Una alegría eufórica nos llegaba de lejos, como un eco misterioso, pero de alguna forma la sentíamos cerca. Ese 15 de julio de 2010, la sanción de la ley del matrimonio igualitario evocaba un sentido de pertenencia al que todavía no podíamos ponerle palabras con nuestros diez años. Nos sentíamos parte de algo, sin saber muy bien cómo ni de qué. Es evidente, por una cuestión de edad, que no estábamos atentxs al debate en la Cámara de Senadores. Pero rescatábamos detalles que se filtraban en nuestras cabezas, pequeños indicios de quienes éramos y a qué nos enfrentábamos. Escuchábamos hablar de dios y de un orden natural, llegaba a nuestros oídos un desdén que tampoco entendíamos del todo. Discusiones que circulaban a nuestro alrededor, en la escuela, internet o la mesa familiar. No nos llamaba la atención el matrimonio en sí mismo, nos llamaba la atención el primer sabor de los derechos conquistados.
Hace 10 años, la capa que separaba el universo interno de nuestras infancias del mundo de afuera, con toda su hostilidad, se empezaba a descascarar. Así lo explica Mabel (@estoesmabel), performer de 22 años: “En mi niñez veía lo gay y lo queer como algo que existía pero que era lejano a mí. Pensaba: “está bueno que exista, pero vos no sos eso”. Me quería casar y tener hijos, esa era mi idea, “escucho a todas estas cantantes pop, pero bueno, seré un padre de familia femenino”. Me sentía muy ajena a ese universo. El pop siempre me acompañó pero yo pensaba que era un varón femenino y ya. Cuando salió la ley tengo un recuerdo muy firme de estar en el auto con mi mamá y un amigo mío, y en el camino sonó la noticia en la radio. Yo expresé mi felicidad y mi amigo dijo que a él no le parecía bien porque todos los chicos tenían derecho a tener un papá y una mamá. Y a mí eso me quedó resonando mucho, yo no entendía eso que él decía.”

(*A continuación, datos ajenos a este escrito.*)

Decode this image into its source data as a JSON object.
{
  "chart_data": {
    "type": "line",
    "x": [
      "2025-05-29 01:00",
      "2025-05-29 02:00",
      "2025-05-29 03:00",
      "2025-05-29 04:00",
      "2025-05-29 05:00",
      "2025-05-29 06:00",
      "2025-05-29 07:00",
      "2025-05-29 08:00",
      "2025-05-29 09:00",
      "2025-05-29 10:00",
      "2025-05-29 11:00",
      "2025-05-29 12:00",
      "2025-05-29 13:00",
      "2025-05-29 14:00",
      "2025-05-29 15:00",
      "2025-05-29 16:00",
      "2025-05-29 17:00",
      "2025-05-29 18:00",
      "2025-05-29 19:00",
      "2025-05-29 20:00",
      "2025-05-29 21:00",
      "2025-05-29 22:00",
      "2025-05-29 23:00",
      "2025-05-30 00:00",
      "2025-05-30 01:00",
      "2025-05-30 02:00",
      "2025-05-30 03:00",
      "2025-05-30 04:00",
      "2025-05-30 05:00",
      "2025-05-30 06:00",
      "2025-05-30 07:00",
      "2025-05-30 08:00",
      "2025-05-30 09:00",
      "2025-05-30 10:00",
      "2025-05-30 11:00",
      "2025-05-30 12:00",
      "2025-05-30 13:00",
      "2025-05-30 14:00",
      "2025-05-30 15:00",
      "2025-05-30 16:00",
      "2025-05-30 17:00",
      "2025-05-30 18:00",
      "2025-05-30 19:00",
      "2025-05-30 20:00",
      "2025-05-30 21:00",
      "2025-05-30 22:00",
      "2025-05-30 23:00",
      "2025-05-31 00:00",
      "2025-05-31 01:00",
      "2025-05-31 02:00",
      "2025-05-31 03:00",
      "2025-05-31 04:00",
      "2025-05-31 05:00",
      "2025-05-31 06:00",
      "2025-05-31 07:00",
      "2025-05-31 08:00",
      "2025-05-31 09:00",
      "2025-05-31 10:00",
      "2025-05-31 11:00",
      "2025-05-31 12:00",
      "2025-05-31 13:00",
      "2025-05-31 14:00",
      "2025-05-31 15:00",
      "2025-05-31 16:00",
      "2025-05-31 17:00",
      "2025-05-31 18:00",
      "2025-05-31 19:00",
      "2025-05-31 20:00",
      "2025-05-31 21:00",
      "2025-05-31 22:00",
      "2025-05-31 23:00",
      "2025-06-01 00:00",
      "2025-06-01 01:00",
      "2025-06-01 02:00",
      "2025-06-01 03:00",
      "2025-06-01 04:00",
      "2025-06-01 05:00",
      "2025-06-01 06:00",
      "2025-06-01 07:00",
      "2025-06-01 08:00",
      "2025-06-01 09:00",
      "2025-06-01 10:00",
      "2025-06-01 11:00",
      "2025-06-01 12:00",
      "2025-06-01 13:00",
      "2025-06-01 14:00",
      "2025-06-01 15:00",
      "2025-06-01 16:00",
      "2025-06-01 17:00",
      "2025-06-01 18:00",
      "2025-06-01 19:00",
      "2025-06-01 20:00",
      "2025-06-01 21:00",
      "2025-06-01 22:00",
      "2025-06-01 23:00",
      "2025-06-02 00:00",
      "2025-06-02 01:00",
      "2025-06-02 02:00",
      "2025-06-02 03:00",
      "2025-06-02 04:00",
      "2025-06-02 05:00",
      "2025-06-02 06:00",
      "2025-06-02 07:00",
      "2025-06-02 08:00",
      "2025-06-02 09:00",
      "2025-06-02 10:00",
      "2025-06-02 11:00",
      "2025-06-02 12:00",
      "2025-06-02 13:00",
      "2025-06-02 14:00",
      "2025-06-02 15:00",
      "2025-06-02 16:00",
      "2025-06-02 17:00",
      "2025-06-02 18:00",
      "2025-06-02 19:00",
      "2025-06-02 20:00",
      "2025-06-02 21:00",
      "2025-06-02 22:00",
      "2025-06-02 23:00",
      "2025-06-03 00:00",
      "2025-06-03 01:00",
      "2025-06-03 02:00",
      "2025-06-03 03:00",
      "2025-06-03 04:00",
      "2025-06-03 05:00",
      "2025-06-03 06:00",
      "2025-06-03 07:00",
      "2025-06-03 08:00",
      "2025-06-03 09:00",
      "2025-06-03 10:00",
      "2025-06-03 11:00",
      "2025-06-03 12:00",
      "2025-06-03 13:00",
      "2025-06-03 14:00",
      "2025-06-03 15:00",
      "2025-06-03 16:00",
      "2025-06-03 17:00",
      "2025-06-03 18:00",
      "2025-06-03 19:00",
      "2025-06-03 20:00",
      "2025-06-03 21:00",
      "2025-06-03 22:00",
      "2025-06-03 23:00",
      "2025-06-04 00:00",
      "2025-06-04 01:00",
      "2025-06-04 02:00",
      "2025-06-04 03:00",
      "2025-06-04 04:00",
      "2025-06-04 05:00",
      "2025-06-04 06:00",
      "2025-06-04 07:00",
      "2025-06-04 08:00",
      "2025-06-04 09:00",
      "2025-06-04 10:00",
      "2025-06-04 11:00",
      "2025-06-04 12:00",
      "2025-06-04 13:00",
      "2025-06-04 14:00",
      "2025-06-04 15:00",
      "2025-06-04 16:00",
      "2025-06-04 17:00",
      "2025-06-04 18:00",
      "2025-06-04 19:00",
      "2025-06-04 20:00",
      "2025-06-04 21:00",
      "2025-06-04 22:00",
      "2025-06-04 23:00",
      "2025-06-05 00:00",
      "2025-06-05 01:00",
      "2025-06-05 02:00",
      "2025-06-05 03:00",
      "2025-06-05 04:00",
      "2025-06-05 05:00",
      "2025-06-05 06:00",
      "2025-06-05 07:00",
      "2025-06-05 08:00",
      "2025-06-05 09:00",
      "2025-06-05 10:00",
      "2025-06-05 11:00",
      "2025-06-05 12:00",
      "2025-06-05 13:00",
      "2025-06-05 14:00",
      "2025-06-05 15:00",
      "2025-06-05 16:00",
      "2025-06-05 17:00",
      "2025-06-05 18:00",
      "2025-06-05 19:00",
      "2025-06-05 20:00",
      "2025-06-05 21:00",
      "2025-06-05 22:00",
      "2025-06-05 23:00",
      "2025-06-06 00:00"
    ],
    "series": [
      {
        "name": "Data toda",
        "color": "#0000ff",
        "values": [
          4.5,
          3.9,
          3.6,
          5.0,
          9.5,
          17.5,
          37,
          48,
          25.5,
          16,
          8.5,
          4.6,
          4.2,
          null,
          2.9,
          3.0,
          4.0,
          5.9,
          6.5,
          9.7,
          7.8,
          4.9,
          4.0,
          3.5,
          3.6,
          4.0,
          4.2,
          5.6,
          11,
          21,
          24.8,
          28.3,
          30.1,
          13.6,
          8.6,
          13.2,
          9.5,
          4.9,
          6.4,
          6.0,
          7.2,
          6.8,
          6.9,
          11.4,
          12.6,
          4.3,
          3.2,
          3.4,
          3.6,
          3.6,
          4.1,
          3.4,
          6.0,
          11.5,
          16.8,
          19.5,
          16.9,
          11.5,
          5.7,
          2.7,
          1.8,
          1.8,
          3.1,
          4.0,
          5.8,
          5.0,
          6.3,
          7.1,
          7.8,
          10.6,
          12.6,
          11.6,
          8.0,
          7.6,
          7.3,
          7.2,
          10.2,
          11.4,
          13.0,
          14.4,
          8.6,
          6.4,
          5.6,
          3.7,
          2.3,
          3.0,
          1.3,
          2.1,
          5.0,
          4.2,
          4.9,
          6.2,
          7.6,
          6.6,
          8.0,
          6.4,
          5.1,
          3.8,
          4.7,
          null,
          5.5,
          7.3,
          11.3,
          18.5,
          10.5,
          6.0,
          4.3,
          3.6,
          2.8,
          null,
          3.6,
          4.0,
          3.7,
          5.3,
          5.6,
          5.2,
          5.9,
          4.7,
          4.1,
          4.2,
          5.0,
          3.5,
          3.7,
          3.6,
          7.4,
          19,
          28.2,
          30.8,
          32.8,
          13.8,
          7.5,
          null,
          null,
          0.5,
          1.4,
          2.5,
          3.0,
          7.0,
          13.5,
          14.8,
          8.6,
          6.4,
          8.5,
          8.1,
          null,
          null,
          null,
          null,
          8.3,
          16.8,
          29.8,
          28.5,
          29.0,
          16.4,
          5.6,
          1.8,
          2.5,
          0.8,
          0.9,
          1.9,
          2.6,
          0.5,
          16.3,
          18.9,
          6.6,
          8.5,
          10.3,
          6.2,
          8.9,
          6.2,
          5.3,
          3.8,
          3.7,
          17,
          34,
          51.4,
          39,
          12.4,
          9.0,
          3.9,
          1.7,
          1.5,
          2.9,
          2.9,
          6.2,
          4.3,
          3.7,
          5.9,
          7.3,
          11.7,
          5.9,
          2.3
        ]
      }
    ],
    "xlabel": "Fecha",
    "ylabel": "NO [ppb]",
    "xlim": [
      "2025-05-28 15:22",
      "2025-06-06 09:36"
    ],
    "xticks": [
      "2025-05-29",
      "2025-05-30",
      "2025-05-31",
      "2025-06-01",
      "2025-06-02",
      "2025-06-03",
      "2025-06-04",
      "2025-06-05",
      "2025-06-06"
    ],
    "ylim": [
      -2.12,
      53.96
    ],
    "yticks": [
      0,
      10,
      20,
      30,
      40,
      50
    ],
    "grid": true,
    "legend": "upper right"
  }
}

Tuvimos la suerte de crecer en una época donde las advertencias y las señales de alerta se hicieron presentes a medida que crecimos. Aprendimos a tiempo cuáles eran los peligros de la monogamia obligatoria, de la heterosexualidad como régimen político. Desde una mirada disidente actual, que se resiste a la norma sexo-genérica, una ley del matrimonio atrasa. Rechazamos esa cultura heterosexual que disciplina y devora, ese “love is love” que reduce nuestras identidades a slogans vacíos. Podríamos asegurar que el matrimonio como proyecto de vida nunca fue un gran atractivo para la generación posmillenial, a penas algún sueño de la infancia. Aún así, la sanción de la ley influyó en la construcción de nuestras identidades, en la forma de relacionarnos y de poner el cuerpo. En principio, nos hacía visibles, un efecto similar al que tuvo Glee, la exitosísima serie estadounidense que, emitida ese mismo año, obsesionó a nuestra generación con el elenco de personajes más diverso sexualmente que habían visto nuestros ojos preadolescentes. Por más superficial que parezca, estos dos hechos -comedia musical y aprobación de una ley- permanecen juntos y se fusionan nuestra memoria colectiva, llaves que abrían posibilidades nuevas. “Me cuesta discernir si en la primaria me empezaron a tratar mejor a raíz de Glee o de la ley del matrimonio igualitario, que fue el mismo año” reflexiona entre risas Guido, de 20 años. “Hasta el día que se aprobó la ley, las distancias que yo sentía con las personas eran distancias que establecían ellas mismas. Mis compañeros que usaban puto y maricón como insulto, o mis familiares que me preguntaban si tenía novia.
A raíz del debate por la aprobación de la ley me enteré de que había un distanciamiento que venía de parte de las instituciones. En ese momento no lo podía verbalizar de esta forma, pero de repente sentí que no solo me remarcaban las personas que yo era diferente de lo “esperado” o “deseable” si no que había algo más grande que también me diferenciaba y se distanciaba de mí”. Además, recuerda un primer acercamiento a la militancia que vendría más tarde: “Cuando se aprobó la ley estábamos en casa con mi familia y salimos a “hacer ruido” en una esquina donde no había nadie más que nosotros y dos señoras. Fue muy raro porque además de empezar a entender mi identidad celebraba algo que mucho no entendía cómo me pertenecía, donde entraba yo en esa victoria, más allá de tener algún día la posibilidad de casarme. Que hoy en día me parece algo ajeno y rarísimo, pero a los diez años era una cosa de ciencia ficción. Y fue una suerte de epifanía latente. Hoy en día entiendo que tengo una deuda histórica con una comunidad que militó y luchó para que yo viva como vivo hoy.”